The Russian Finance Ministry is considering issuing Eurobonds in euros and possibly yuan in 2019 and the amount of the euro deal could be higher than in 2018, Finance Minister Anton Siluanov said, according to Fomag.ru.
He also said it would be hard to fulfill the borrowing plan of Russia’s government bonds known as OFZs for 2019 in full.
“Of course, a lot will depend on whether there will be restrictions on debt or not next year,” Siluanov said.
The U.S. Senate has proposed new sanctions against Russia that would effectively prevent American and other big foreign investors from purchasing newly-issued Russian debt.
According to Moody’s, Moscow’s own budget rules make Kremlin finances more resilient to even harsher restrictions, such as the proposed new measures targeting Russian bonds.
Moody’s raised Russia’s sovereign outlook to positive from stable last January, saying there was growing evidence of institutional strength and signs of higher economic and fiscal resilience.
The credit rating agency’s Senior Vice President Kristin Lindow said in October that Russia’s commitment to fiscal discipline was the key element for a possible rating upgrade.

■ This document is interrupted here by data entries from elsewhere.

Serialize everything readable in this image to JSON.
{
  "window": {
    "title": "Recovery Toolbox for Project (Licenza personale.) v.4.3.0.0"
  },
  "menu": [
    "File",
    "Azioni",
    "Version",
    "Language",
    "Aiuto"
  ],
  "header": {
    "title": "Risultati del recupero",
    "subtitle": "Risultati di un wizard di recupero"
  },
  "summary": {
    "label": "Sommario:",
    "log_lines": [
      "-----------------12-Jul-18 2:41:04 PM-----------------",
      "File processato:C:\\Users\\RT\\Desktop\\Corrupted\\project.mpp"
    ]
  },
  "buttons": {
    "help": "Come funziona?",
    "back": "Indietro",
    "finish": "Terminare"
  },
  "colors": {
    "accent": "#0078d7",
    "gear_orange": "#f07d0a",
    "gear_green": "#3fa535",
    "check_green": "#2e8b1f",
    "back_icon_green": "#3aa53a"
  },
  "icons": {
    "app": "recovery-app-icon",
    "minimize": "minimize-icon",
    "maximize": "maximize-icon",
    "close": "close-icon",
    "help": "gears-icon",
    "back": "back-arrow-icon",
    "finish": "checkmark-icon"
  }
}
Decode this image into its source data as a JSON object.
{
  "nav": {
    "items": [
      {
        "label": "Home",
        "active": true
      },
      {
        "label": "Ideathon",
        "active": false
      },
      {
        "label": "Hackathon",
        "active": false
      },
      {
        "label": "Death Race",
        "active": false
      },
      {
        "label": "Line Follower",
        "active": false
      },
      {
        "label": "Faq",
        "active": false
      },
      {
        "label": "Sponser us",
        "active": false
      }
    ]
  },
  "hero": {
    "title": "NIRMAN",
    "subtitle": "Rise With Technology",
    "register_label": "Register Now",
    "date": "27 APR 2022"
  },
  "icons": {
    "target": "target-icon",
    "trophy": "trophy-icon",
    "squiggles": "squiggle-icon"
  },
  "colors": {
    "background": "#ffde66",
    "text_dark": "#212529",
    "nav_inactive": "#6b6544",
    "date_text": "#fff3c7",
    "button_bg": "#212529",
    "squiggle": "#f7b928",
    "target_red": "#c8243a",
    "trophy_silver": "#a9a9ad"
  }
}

Under the country’s budget rules, the Finance Ministry buys foreign currency for state reserves to an amount that is equal to the extra oil and gas revenue that Russia earns when prices for its Urals oil blend exceed $40 per barrel.
“The government doesn’t spend everything that it has come in as (it gets) more revenue and it’s able to build reserves with that,” Lindow told Reuters. “With borrowing requirements so low, it can be resilient to the impact of more severe sanctions than we are anticipating.”